A party seeking a writ of mandamus must establish: (1) that the plaintiff has a clear legal right to the performance of the duty by the defendant; (2) that the defendant has no discretion with respect to the performance of that duty; and (3) the plaintiff has no adequate remedy at law. Hennessey v. Bridgeport, 213 Conn. 656, 659 (1996).
I
In the first count, the plaintiff seeks a writ of mandamus requiring the defendant to make him eligible for a home release program. These programs were allowed under the provisions of C.G.S. § 18-100b. This statute was amended by P.A. 90-261 § 3. The statute now states that the commissioner of correction "shall not release from confinement any person to an approved community residence after June 30, 1993." Wylie v. Warden, 33 Conn. App. 902-903 (1993). it would appear then that the program which the plaintiff seeks under the first count has been abolished by law and cannot now be granted.

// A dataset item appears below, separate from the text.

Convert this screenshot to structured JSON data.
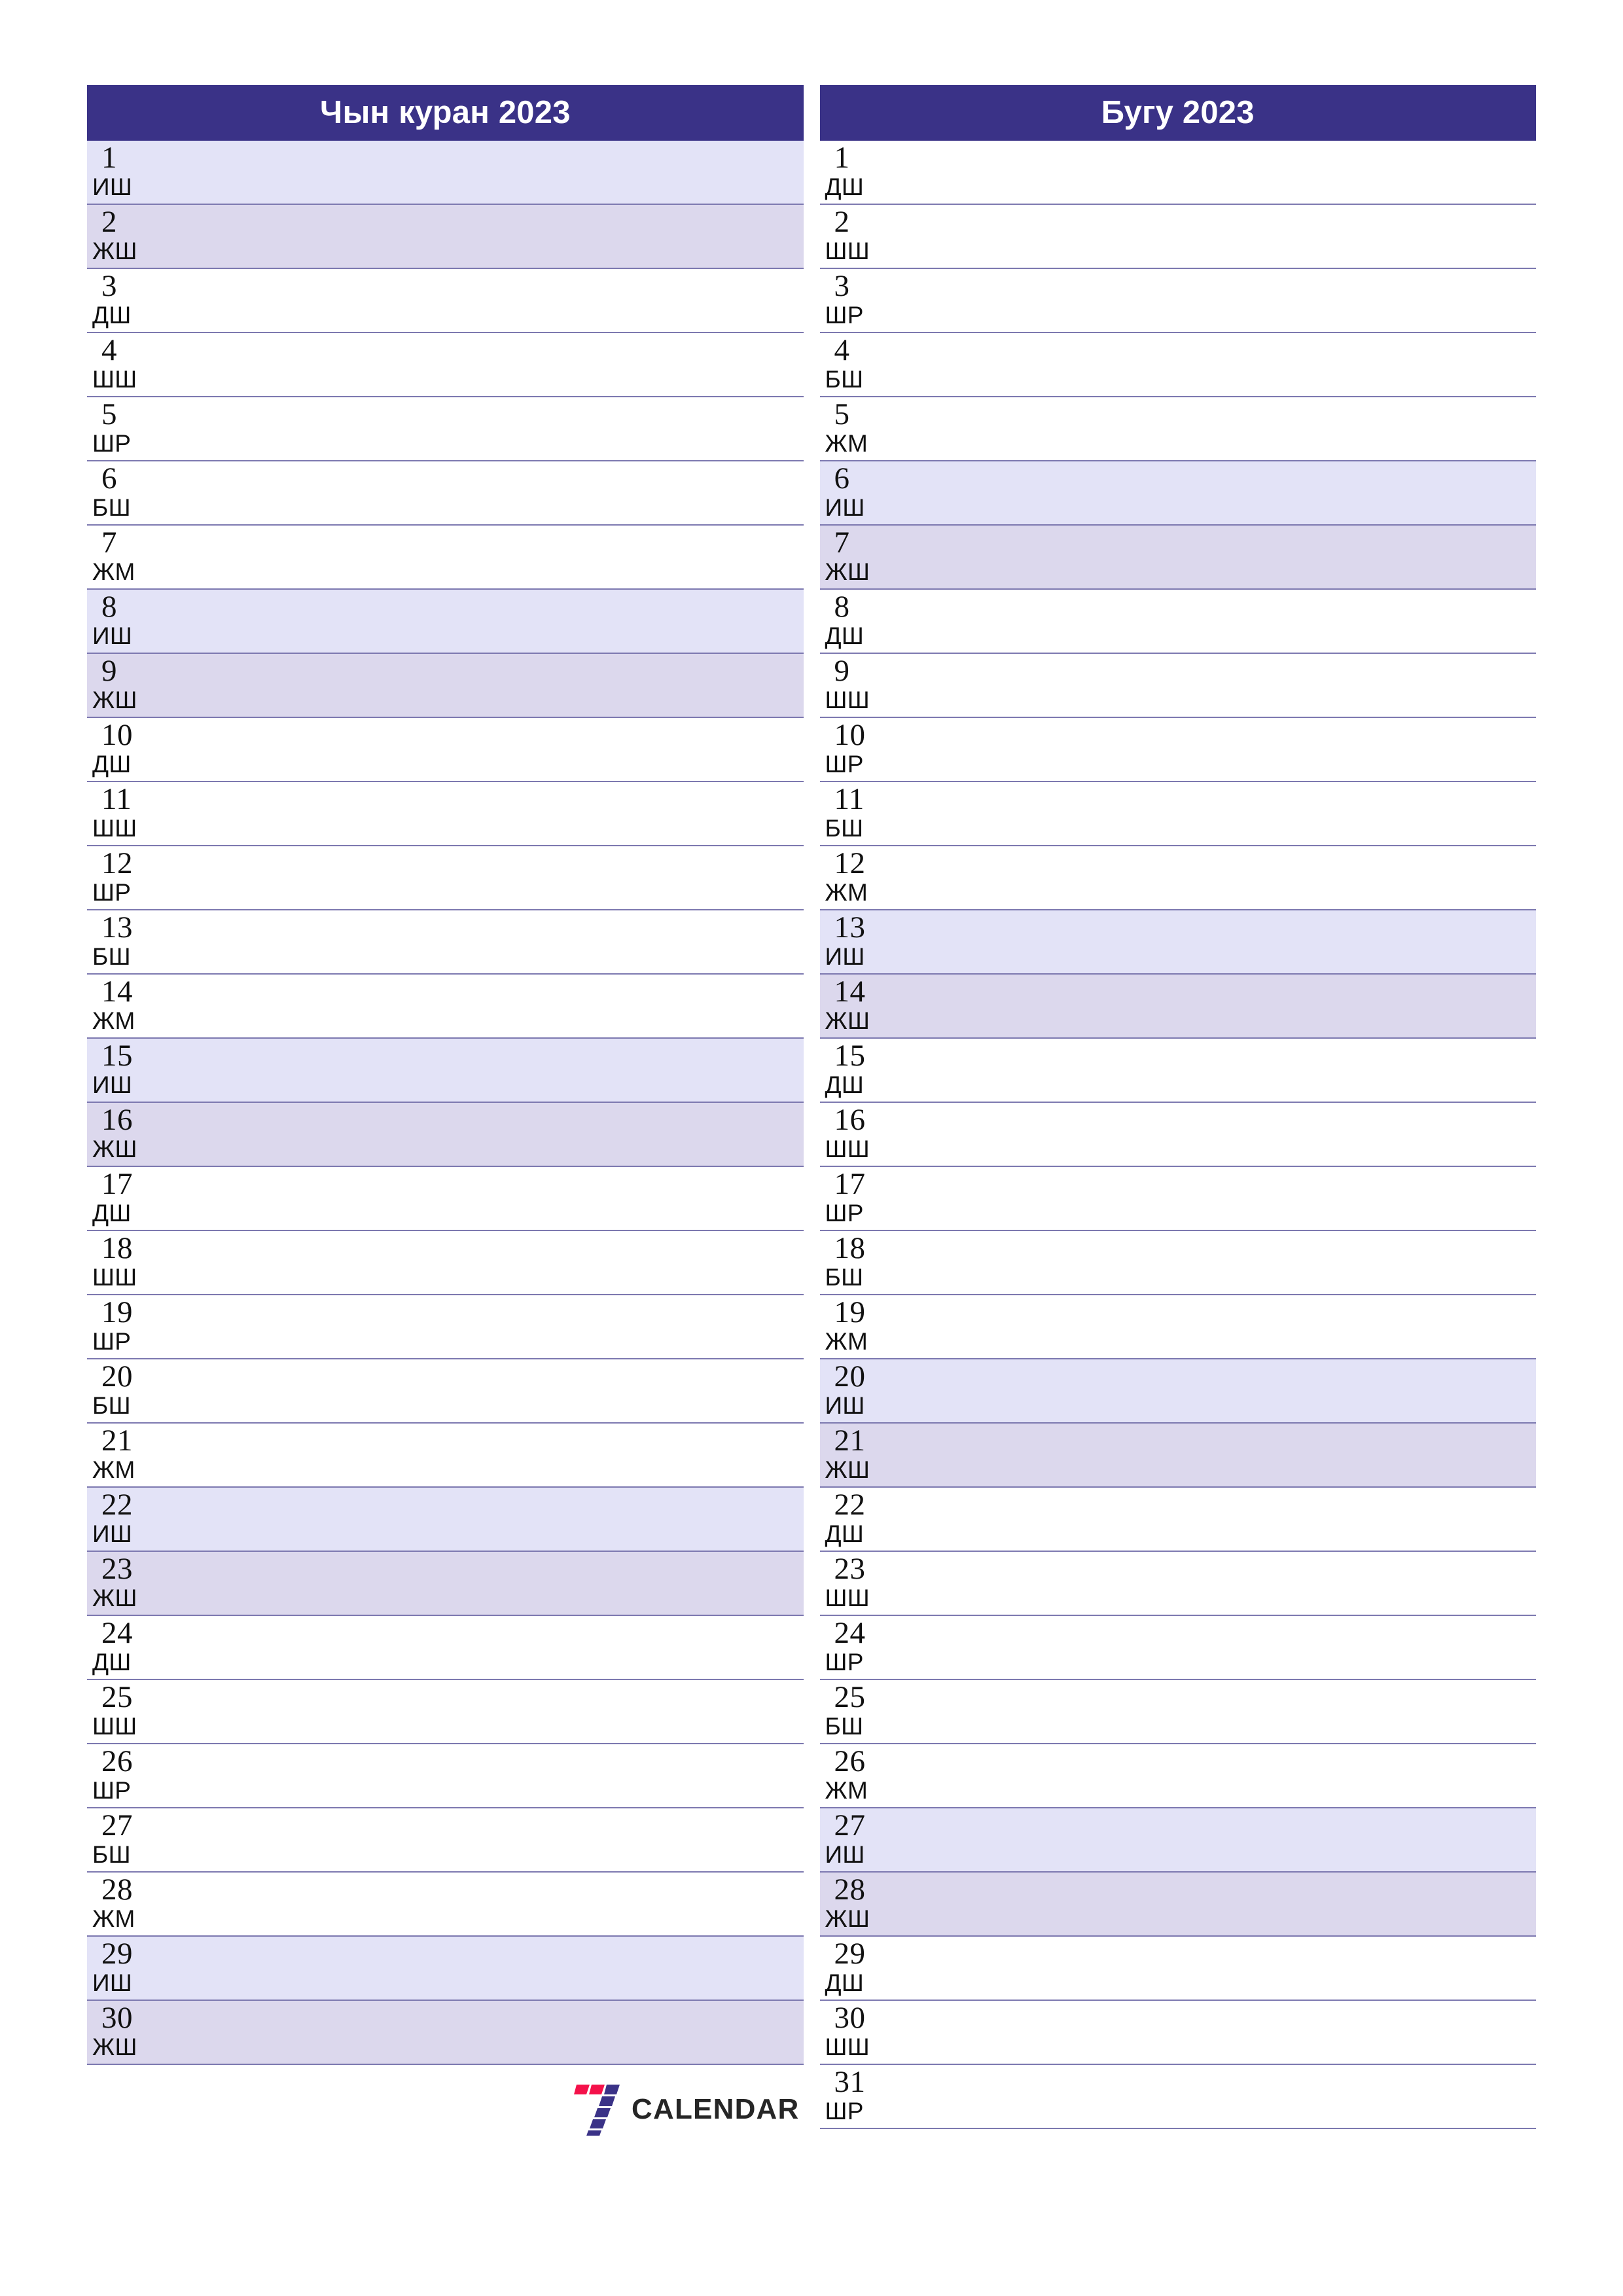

Even if C.G.S. § 18-bob had not been amended, plaintiff still would not have been entitled to a writ of mandamus. As written before the amendment the statute stated that the defendant "may release prisoners to approved community residences." Since defendant had discretion in the matter, even if the statute had not been amended it could not be found that petitioner had a clear legal right to the requested action by the commissioner.
It must then be concluded that the first count must be dismissed.
II
In the second count, petitioner seeks an order requiring defendant to credit him with eighteen months jail credit.

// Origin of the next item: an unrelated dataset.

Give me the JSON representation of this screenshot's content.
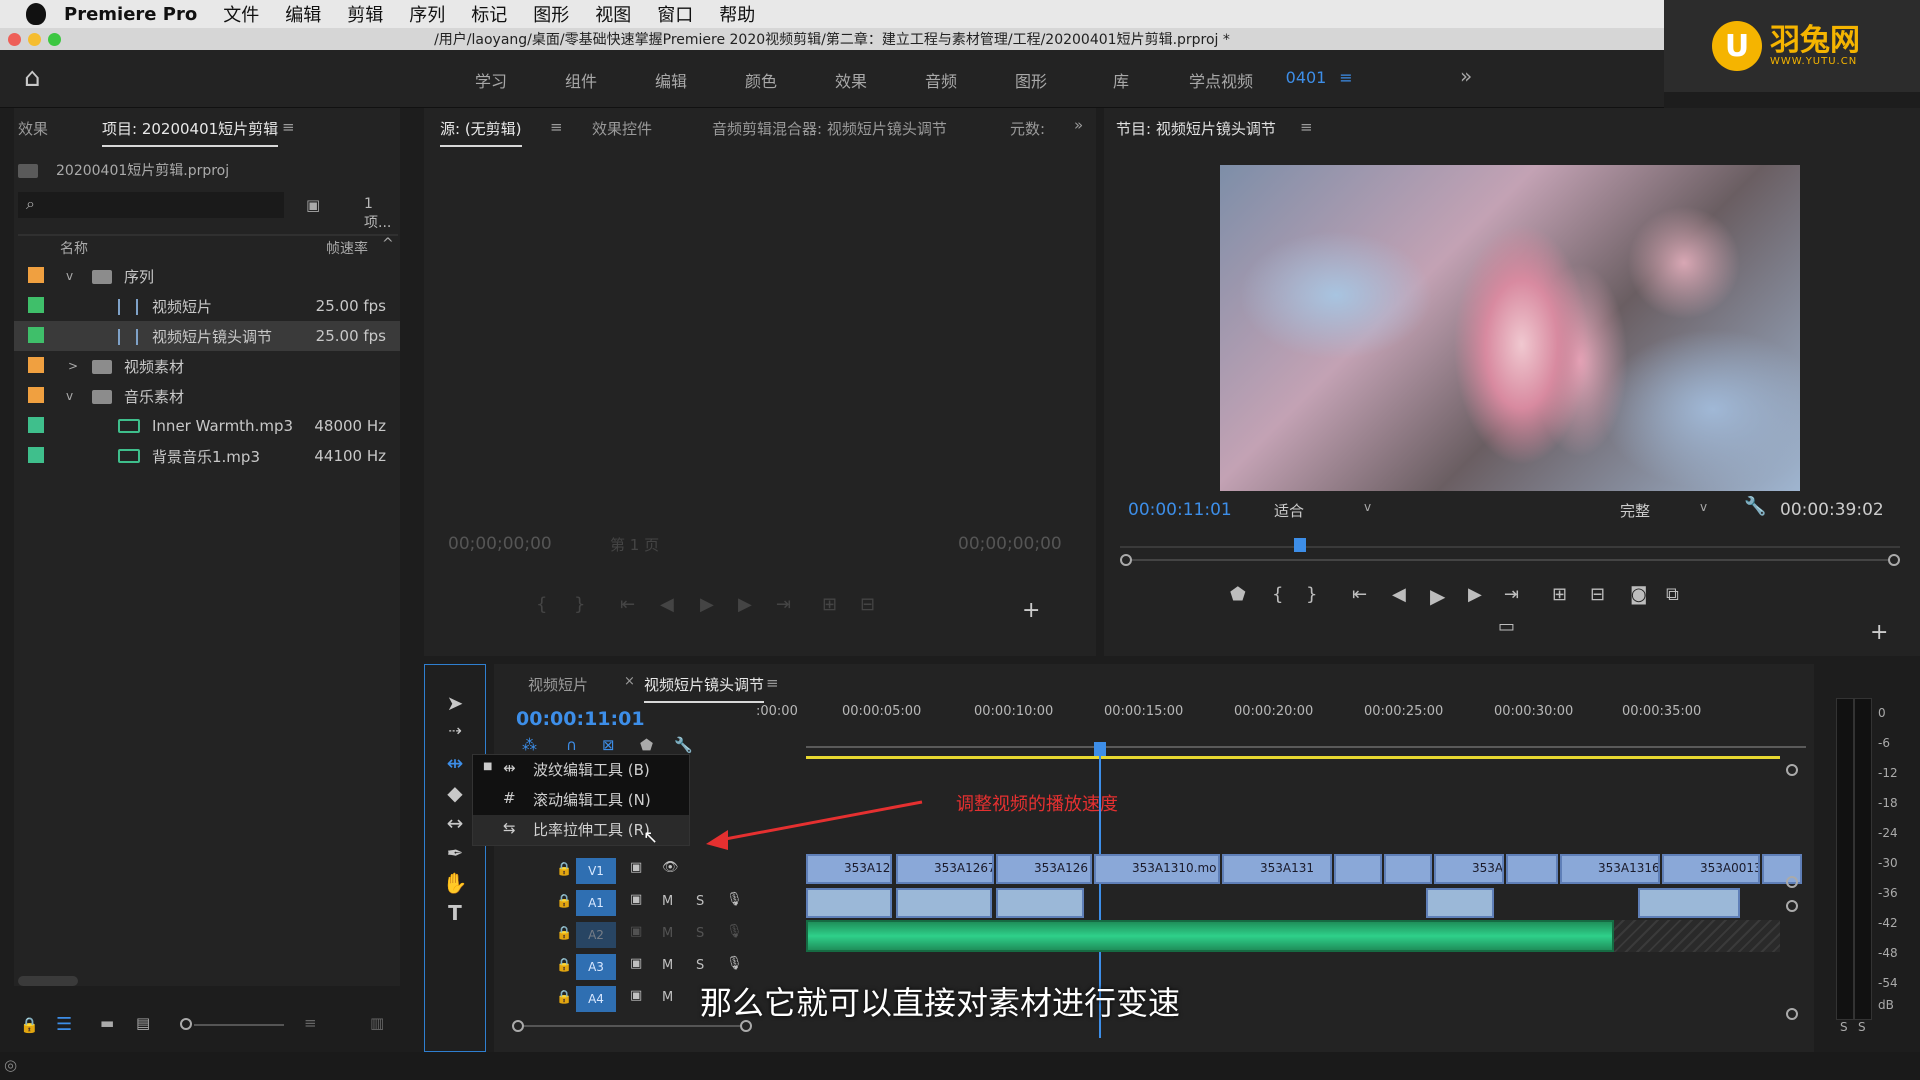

The motion to dismiss is similar to the former plea in abatement in that matters affecting jurisdiction not apparent on the record may be considered. Connecticut Practice Book § 10-31a allows the filing the affidavits in support of the motion to dismiss.
Defendant has filed the affidavit of Michelle DeVeau, a Record Specialist II in the employ of the Department of Correction in support of the motion to dismiss. From this affidavit, the attached correspondents and the complaint it must be found that on May 1, 2000, petitioner began serving an eight year sentence. Prior to that time, he was released on bond or was held in custody for federal authorities.

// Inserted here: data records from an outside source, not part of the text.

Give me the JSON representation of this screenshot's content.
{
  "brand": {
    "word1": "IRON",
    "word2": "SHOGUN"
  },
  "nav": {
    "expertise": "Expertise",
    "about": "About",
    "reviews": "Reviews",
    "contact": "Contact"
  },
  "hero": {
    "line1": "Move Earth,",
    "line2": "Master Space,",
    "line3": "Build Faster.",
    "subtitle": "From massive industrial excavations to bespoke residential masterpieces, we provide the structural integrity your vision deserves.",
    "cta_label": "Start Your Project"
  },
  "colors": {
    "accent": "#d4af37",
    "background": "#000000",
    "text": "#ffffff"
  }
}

Under the terms of C.G.S. § 18-98d, the defendant is required to give credit for confinement only to a person held under a mittimus or because such person was unable to obtain bond or was denied bail. From the facts before the court, it must be concluded that petitioner was not held for the statutory reasons and that defendant would have no duty to credit him with the jail time claimed in the petition.
It is clear that petitioner has no clear legal right to the performance, by defendant, of the legal duty alleged in the complaint. Therefore, the second count must be dismissed.
Accordingly, the motion to dismiss the complaint is granted.